Dear Mr. VP,
I can’t help but wonder if you’re feeling at all anxious this week. The guy who tagged you as vice president was just found guilty of eight counts of fraud, and your boss’s lawyer pled guilty to eight counts of fraud, and perhaps implicated said boss in the process.
Let’s talk about the signs of anxiety, which I know very intimately. Does your stomach hurt? Are you finding yourself unable to concentrate on one thing for any particular amount of time? Are you unable to sit still? Are you binge eating, or not eating at all? Are you lashing out at the people you love, or alternately shutting them out altogether? (Poor Mother. Poor Marlon Bundo.)

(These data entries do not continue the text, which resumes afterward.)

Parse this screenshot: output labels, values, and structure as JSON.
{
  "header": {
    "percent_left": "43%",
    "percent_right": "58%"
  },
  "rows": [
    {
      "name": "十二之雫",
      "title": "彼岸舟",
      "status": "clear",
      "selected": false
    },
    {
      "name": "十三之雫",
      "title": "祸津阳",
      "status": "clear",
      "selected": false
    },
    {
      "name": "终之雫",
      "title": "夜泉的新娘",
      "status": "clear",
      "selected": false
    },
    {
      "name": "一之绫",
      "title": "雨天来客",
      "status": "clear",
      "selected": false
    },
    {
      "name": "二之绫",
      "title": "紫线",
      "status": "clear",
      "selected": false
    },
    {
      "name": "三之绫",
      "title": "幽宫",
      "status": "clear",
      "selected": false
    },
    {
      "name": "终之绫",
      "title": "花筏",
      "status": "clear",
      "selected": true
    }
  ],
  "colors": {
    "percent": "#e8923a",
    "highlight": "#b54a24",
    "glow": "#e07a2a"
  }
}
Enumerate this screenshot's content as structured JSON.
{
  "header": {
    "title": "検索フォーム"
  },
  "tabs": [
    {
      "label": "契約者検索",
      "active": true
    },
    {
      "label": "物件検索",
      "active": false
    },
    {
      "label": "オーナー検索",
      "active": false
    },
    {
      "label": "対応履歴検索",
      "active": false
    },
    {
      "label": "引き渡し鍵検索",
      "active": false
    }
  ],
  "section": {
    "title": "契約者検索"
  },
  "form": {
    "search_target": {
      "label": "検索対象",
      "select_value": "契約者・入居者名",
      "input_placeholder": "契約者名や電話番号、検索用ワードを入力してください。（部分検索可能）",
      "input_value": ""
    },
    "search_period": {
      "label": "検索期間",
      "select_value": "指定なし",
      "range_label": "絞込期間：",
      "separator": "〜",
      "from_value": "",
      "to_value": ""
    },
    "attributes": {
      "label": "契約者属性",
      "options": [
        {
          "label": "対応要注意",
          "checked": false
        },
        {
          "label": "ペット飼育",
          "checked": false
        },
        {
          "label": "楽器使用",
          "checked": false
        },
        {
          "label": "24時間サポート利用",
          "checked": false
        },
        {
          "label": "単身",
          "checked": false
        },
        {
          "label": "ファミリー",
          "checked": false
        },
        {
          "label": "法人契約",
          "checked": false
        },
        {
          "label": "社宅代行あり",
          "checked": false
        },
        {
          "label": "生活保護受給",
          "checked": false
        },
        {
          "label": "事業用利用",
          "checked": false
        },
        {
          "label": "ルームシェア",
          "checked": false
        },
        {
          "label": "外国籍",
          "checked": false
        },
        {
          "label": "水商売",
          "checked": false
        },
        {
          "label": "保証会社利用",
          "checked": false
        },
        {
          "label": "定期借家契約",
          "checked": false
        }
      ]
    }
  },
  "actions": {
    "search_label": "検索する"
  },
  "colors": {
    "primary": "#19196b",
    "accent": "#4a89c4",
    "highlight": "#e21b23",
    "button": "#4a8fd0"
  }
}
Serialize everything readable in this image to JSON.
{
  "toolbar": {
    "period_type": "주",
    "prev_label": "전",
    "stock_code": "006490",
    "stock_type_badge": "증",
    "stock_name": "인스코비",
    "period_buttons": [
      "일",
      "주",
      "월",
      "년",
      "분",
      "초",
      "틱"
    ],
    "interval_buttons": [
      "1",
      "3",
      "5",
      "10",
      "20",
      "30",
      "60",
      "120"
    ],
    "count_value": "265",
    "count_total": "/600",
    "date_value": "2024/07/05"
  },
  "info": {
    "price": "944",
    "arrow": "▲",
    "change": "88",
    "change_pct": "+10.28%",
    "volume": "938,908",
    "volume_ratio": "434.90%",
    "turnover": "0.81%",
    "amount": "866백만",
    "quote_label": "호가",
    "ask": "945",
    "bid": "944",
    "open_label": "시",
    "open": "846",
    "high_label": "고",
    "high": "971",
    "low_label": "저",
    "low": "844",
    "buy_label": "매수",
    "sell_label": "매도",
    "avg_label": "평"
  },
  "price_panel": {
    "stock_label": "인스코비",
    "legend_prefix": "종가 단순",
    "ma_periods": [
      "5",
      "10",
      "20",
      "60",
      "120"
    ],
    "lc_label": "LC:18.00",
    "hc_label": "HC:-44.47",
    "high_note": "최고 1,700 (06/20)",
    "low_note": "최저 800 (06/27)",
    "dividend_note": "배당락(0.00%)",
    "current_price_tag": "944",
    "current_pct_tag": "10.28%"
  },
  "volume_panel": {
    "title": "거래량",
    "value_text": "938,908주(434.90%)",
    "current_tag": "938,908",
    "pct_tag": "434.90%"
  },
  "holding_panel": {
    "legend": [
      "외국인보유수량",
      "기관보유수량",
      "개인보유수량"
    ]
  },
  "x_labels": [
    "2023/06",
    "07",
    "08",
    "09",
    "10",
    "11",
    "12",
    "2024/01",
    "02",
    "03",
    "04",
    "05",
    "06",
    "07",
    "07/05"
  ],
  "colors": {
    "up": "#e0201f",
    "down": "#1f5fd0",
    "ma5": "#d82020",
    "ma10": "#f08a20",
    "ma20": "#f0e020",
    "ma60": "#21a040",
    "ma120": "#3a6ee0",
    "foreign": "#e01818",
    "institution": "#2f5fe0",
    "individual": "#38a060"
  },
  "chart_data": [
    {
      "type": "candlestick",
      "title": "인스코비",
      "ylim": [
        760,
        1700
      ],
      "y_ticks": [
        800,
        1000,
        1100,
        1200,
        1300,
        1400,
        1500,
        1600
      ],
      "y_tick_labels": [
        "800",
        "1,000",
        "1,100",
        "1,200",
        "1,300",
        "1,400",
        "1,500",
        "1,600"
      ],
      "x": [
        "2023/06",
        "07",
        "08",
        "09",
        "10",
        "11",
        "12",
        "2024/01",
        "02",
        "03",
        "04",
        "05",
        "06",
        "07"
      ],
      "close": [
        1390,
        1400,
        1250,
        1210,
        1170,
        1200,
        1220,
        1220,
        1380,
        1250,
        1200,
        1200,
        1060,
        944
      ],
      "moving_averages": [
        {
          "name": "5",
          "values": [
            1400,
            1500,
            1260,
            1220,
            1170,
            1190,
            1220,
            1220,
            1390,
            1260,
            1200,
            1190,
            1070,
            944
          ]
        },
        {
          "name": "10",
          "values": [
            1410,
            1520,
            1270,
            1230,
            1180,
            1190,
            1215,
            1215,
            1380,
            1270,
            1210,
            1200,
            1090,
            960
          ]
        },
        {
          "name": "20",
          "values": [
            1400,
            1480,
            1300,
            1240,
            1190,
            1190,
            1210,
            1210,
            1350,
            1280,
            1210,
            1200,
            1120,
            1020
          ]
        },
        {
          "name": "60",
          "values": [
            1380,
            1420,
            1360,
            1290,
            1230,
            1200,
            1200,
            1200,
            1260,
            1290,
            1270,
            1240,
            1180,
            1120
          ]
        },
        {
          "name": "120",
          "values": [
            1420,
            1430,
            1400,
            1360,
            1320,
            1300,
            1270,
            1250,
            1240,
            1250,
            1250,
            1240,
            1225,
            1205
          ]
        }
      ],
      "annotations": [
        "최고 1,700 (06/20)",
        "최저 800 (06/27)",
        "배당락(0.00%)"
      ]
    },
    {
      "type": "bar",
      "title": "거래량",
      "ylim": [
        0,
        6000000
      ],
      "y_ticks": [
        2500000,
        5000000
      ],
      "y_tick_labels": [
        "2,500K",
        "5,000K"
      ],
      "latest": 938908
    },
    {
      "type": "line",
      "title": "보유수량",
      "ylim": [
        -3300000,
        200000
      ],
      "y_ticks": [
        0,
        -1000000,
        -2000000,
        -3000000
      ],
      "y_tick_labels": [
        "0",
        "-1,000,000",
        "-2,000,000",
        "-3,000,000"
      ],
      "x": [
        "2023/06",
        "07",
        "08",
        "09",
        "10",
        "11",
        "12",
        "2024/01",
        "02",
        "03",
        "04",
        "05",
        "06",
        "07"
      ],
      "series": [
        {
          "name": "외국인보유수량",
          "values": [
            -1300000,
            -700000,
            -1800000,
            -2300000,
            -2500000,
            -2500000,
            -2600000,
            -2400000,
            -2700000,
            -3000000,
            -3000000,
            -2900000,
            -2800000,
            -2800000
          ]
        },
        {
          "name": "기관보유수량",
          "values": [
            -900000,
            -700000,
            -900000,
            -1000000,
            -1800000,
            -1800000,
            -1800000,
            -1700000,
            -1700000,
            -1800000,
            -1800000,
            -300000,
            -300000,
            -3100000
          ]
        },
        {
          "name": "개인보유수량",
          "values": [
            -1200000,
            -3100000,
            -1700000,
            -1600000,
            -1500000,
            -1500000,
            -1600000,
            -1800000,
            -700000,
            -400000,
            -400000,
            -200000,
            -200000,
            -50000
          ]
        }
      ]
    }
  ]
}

So, it’s important to keep strategies in mind for combatting your anxiety. Personally, I like to dig into giant research projects with no perceived ending. A few months ago, this had me reading book after book about white supremacists and sovereign citizens. In June, I made a giant detailed spreadsheet of all the meals I’d eat in Cleveland while I was there for a weekend. This is also why I know way too much about death cults.
I also really like editing. I would edit almost anything anyone put in front of me. Lucky for me, I have a side hustle (I think that’s what the kids call it) where I get to edit all the things!

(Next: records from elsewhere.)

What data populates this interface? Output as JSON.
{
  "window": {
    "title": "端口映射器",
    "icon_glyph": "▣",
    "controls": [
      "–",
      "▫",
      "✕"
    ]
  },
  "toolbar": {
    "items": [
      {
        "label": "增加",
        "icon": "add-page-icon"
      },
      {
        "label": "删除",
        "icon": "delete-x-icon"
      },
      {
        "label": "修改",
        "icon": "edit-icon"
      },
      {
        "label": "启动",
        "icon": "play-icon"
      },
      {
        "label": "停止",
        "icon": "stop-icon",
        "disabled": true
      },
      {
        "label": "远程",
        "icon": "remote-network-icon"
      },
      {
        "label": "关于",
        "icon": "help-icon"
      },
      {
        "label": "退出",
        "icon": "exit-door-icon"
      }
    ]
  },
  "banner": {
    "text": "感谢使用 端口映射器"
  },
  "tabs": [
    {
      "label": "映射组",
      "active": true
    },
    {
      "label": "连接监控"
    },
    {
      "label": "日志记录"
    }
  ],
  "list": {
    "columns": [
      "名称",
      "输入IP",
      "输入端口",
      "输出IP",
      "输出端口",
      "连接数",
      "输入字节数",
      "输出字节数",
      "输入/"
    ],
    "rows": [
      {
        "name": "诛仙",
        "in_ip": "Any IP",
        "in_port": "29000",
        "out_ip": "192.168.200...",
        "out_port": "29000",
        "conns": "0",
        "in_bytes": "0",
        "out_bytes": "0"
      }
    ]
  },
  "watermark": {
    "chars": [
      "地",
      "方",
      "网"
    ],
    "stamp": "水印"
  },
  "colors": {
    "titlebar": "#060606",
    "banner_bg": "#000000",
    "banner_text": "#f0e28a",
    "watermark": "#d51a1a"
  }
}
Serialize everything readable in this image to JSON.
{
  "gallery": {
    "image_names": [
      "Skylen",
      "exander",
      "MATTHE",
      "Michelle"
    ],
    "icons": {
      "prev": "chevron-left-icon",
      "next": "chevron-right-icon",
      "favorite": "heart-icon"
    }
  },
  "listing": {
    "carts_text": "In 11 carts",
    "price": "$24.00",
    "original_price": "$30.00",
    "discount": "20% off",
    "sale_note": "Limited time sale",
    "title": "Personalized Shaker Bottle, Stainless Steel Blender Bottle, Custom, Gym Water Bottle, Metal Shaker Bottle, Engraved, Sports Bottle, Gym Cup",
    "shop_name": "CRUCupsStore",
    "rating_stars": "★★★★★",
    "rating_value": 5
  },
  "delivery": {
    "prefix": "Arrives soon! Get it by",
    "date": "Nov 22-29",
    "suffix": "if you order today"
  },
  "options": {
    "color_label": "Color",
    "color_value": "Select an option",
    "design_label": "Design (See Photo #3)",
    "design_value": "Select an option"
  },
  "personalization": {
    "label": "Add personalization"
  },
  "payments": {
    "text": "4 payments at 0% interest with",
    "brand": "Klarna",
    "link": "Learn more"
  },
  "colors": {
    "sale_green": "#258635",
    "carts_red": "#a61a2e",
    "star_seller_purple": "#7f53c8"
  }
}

I have people who are particularly calming, too. I have an awesome therapist. I like to watch Bevin Brandlandingham videos on the internet before I go to sleep. When I’m home alone, or driving in the car without my kid, I almost always have on Last Podcast on the Left or Abe Lincoln’s Top Hat. For some reason, listening to a bunch of men joke about serial murder and the secret space program is soothing.
I’d suggest you find your own things. Maybe snuggling with Marlon Bundo. Maybe listening to Sean Hannity excuse all your wretched behavior. Maybe a deep research dive into countries without extradition treaties. Whatever makes you feel better.